Holding eye contact with the snakelike shadow, I watch as it rises from the floorboards to my height. It reaches out to the camera, and this time I do not try to wave it away. Not only does my hand still sting, but I also figure the shadows have a right to be curious. I deposit the camera in its waiting arms, and its yellow eyes transform into happy little crescent moons. It’s quite cute.
It begins flitting through an abundance of photos of trees, or graves, or animals, or cityscapes, until finally landing on one of a group of people. I frown. That photo was taken a long time ago, I tell the shadow. I point to the child in the middle. That’s me, I tell it.

It’s not a complete lie. The child and I are the same person, just not the same soul. At least, not anymore. It is difficult to explain, so I don’t bother trying. I suddenly feel very exhausted, as if all this talk of loneliness and love and life and death is finally catching up to me.

The skeleton notices the subtle change in the atmosphere and pries the camera out of the curious shadow’s hands. That’s enough, he says. He gives the camera back to me and guides me outside to the porch swing I had first found him on. I ask him what he was reading before I interrupted him, and he replies saying he doesn’t mind the interruption, and that he was reading a love story. He laughs awkwardly and calls himself a hopeless romantic. I smile. Nothing wrong with that, I think.

After a short silence, I muster up the courage to ask if I can take a photo with him. He laughs again, accepting the very random request. He seems to laugh a lot. I like it. Being able to laugh often is a nice way to be.

I set up the camera, the skeleton’s book kind enough to hold it up for us. Adjusting the settings to wait ten seconds before taking a photo, I press the button and rush back to the swing beside the skeleton.

We hear the click of the camera taking a photo, and I get up to see how it turned out.
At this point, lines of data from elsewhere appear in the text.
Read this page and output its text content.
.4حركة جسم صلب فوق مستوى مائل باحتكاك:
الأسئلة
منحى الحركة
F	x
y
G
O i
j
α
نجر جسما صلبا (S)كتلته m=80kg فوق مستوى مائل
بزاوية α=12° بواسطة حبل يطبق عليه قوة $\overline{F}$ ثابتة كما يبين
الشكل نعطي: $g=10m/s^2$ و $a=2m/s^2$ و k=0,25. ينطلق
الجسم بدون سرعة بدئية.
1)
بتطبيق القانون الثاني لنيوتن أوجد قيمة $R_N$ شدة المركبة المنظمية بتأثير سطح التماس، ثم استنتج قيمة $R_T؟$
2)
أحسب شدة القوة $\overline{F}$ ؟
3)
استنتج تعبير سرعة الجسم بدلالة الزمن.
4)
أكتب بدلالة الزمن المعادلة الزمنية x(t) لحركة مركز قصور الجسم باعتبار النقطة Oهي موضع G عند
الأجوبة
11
When I look at the photo, I don’t see a skeleton. Instead, I see the faint outline of a young human being, as if he is there and not there at once, fading away or becoming clearer depending on which way I turn my head, how I blink, the angle at which I hold the photo… I look up at the skeleton, wondering if he did this on purpose, and he smiles at me, a genuine grin as if barely holding back another laugh. He grabs a long-dead leaf from the ground of the porch, crushing it between the bones of his hand. I lean in, wondering what he is about to do.

When he unfurls his fingers, a little pansy curls up to the sun, and he gently places it behind my ear. I breathe out quiet thanks and turn the camera around to show him the photo. He smiles again and says that he should be the one thanking me. I gape. I had done nothing but bother him when he was reading. When I ask him why he said that, he shoots me his genuine and elusive smile and tells me that it felt nice to talk to someone who understands.

He does not elaborate further, and I do not push him.

He says he hopes I find what I am looking for, and, bringing my hand up to the pansy in my hair, I wish the same to him. As I leave, I take one last look at the photo we took together.

The near-invisible image of the human beside me is now filled with copious pansies, taking the shape of a laughing skeleton.